- Title card
- Directed by: T. K. Mohan
- Written by: T. K. Mohan
- Produced by: S. V. Raju
- Starring: Sridevi; Jai Ganesh; Srikanth;
- Cinematography: P. Rangan
- Edited by: D. S. Maniam
- Music by: Ilaiyaraaja
- Production company: Nageswari Films
- Release date: 2 March 1979;
- Country: India
- Language: Tamil

= Lakshmi (1979 film) =

Lakshmi is a 1979 Indian Tamil-language film written and directed by T. K. Mohan. The film stars Sridevi, Jai Ganesh and Srikanth. It was released on 2 March 1979.

== Cast ==
- Sridevi as Lakshmi
- Jai Ganesh
- Srikanth as Nagappan
- Suruli Rajan as Kannan
- Master Sridhar
- Jameela Malik
- Gandhimathi

== Soundtrack ==
The music was composed by Ilaiyaraaja. The song "Thennamarathile" was banned by All India Radio (AIR) due to its alleged suggestive lyrics; when its lyricist Gangai Amaran questioned M. S. Gopal, the then director of AIR Madras, Gopal responded that it was a committee decision.
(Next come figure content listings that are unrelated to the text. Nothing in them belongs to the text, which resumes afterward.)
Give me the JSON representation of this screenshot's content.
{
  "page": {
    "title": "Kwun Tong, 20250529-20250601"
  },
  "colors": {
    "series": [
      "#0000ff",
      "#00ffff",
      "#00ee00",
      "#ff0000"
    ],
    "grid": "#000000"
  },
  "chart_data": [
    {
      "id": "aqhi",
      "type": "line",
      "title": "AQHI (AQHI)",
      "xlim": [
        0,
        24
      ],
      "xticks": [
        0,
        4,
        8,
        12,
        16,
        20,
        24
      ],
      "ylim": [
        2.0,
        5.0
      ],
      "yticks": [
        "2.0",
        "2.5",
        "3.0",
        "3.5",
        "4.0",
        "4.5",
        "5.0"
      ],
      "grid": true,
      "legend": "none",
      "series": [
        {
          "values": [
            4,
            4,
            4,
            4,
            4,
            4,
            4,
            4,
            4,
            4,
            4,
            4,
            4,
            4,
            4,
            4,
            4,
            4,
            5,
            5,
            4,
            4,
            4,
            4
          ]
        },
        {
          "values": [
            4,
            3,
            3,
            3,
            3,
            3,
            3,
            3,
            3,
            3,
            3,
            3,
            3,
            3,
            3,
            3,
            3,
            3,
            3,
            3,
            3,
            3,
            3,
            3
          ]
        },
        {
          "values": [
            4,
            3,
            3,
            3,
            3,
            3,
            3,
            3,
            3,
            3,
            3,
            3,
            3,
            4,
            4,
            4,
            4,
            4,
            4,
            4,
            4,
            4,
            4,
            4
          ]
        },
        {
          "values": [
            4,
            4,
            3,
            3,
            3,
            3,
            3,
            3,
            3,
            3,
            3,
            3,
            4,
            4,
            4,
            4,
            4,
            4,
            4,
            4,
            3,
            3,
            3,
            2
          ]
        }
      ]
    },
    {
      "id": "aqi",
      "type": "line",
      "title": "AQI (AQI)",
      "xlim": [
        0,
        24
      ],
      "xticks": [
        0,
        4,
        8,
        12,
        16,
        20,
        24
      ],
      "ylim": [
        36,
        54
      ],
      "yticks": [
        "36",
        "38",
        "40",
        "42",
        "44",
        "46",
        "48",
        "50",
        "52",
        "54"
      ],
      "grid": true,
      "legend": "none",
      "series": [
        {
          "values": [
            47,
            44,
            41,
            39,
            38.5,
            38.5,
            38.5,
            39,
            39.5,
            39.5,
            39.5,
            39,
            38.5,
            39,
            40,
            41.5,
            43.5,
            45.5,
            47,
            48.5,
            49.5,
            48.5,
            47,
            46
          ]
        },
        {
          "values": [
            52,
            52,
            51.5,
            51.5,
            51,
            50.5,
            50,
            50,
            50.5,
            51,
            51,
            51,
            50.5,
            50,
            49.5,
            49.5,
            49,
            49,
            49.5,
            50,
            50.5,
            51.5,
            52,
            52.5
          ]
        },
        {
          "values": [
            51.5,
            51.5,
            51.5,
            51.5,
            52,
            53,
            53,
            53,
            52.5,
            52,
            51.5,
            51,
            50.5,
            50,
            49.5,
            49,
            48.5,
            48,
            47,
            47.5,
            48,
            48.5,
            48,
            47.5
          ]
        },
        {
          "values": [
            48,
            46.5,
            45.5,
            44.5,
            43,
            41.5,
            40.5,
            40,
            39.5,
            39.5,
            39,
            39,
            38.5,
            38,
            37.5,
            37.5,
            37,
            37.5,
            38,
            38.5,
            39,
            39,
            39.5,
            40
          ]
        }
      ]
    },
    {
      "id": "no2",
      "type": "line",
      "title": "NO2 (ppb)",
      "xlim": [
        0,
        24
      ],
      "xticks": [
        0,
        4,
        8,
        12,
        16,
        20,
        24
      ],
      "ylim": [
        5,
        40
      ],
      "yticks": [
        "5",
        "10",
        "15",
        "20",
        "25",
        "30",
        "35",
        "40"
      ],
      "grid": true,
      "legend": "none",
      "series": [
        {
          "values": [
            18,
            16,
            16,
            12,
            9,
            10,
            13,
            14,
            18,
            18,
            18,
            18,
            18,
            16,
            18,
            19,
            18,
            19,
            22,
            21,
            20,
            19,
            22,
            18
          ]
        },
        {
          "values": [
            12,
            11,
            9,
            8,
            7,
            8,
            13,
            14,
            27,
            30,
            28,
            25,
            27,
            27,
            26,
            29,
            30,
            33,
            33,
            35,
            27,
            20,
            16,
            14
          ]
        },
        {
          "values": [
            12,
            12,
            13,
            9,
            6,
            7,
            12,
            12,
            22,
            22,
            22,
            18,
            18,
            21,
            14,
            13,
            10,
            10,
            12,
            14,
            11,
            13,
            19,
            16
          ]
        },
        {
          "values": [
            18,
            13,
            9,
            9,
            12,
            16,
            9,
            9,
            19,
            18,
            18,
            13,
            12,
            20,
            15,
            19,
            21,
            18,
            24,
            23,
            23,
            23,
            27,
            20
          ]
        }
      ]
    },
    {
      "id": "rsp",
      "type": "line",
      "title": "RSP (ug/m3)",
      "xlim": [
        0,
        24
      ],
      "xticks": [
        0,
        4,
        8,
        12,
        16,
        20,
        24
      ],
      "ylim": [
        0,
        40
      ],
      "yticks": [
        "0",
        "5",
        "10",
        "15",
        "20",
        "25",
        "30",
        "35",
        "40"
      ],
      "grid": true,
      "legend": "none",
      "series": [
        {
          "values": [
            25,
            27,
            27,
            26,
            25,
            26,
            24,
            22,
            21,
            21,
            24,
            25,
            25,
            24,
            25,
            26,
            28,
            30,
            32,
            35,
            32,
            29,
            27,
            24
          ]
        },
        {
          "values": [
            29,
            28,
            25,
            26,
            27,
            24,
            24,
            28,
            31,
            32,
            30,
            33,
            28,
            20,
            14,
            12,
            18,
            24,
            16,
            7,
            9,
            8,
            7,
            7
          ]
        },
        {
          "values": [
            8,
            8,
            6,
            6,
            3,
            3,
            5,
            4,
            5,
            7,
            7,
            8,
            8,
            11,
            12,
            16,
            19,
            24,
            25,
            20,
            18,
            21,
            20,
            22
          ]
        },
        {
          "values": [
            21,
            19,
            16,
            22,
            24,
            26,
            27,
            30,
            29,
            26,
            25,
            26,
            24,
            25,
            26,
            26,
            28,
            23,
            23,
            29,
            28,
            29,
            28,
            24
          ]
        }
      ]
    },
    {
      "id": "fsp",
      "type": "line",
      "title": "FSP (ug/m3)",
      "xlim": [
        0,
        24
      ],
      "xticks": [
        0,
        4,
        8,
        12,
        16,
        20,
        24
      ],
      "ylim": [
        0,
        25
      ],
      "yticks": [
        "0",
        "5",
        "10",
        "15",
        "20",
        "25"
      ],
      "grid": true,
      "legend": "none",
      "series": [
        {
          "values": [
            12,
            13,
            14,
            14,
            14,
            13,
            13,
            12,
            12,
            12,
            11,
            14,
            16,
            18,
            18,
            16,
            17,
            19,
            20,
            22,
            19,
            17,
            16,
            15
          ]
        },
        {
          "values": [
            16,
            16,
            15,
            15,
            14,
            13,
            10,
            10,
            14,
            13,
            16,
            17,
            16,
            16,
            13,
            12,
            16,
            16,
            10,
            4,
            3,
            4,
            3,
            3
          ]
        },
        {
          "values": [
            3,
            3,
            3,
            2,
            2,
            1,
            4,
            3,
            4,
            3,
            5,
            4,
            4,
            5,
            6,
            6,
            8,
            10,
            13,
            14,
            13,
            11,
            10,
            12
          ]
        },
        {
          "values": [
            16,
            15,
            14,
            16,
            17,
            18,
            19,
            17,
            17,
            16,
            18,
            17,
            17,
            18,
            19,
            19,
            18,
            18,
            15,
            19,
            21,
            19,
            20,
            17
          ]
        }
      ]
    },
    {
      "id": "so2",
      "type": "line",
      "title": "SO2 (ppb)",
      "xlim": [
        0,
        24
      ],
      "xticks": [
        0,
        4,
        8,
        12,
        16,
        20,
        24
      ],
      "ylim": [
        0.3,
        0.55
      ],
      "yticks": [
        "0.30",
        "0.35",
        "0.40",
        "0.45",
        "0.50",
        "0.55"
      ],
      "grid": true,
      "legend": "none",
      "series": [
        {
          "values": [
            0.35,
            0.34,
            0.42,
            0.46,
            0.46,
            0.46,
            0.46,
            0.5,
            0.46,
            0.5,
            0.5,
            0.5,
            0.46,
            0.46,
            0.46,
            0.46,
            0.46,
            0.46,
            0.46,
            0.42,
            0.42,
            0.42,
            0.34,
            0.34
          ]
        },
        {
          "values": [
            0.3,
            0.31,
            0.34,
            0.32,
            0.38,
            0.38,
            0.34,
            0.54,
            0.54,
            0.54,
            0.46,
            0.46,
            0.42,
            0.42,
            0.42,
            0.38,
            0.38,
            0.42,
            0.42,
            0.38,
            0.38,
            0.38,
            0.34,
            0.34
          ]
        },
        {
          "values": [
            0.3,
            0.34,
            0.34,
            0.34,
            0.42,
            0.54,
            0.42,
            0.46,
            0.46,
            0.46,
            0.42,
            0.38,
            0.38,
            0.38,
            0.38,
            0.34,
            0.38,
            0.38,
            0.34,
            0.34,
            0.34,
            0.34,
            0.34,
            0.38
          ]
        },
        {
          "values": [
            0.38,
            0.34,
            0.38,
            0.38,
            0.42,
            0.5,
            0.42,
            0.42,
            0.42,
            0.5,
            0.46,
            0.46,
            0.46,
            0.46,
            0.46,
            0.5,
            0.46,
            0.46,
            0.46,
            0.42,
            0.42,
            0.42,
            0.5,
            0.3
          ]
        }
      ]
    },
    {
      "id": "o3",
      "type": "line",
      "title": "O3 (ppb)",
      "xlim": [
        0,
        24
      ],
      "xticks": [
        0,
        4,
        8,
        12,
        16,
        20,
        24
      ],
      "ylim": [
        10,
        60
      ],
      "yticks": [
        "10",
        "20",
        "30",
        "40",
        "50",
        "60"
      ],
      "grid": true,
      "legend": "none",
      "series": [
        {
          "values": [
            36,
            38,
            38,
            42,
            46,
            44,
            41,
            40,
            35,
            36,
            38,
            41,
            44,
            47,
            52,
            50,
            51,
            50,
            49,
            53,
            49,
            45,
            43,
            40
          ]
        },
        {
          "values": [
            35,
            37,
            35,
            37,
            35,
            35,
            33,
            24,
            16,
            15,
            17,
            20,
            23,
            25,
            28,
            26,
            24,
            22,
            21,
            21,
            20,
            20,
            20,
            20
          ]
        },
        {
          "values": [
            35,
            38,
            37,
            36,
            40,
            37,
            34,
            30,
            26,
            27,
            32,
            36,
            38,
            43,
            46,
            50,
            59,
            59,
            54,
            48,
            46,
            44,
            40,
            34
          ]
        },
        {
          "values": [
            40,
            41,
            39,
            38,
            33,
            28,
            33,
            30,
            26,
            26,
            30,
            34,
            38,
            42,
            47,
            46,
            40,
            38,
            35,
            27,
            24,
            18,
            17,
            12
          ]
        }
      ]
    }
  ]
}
Amaran accused AIR of hypocrisy, noting that there were songs with more noticeably erotic lyrics such as "Chiththirame Solladi" from Vennira Aadai (1965) being aired.

Track listing
| No. | Title | Lyrics | Singer(s) | Length |
|---|---|---|---|---|
| 1. | "Velayee Veerayee" | Alangudi Somu | S. Janaki and chorus |  |
| 2. | "Thennamarathile" | Gangai Amaran | P. Susheela, Ilaiyaraaja |  |
| 3. | "Melamkotta Neram" | Alangudi Somu | B. S. Sasirekha |  |
| 4. | "Panthayile Kalanthirukkira" | Alangudi Somu | Vani Jairam |  |

== Release and reception ==
Lakshmi was released on 2 March 1979. P. S. M. of Kalki appreciated the music and said the film would appeal to those who are devoted to God.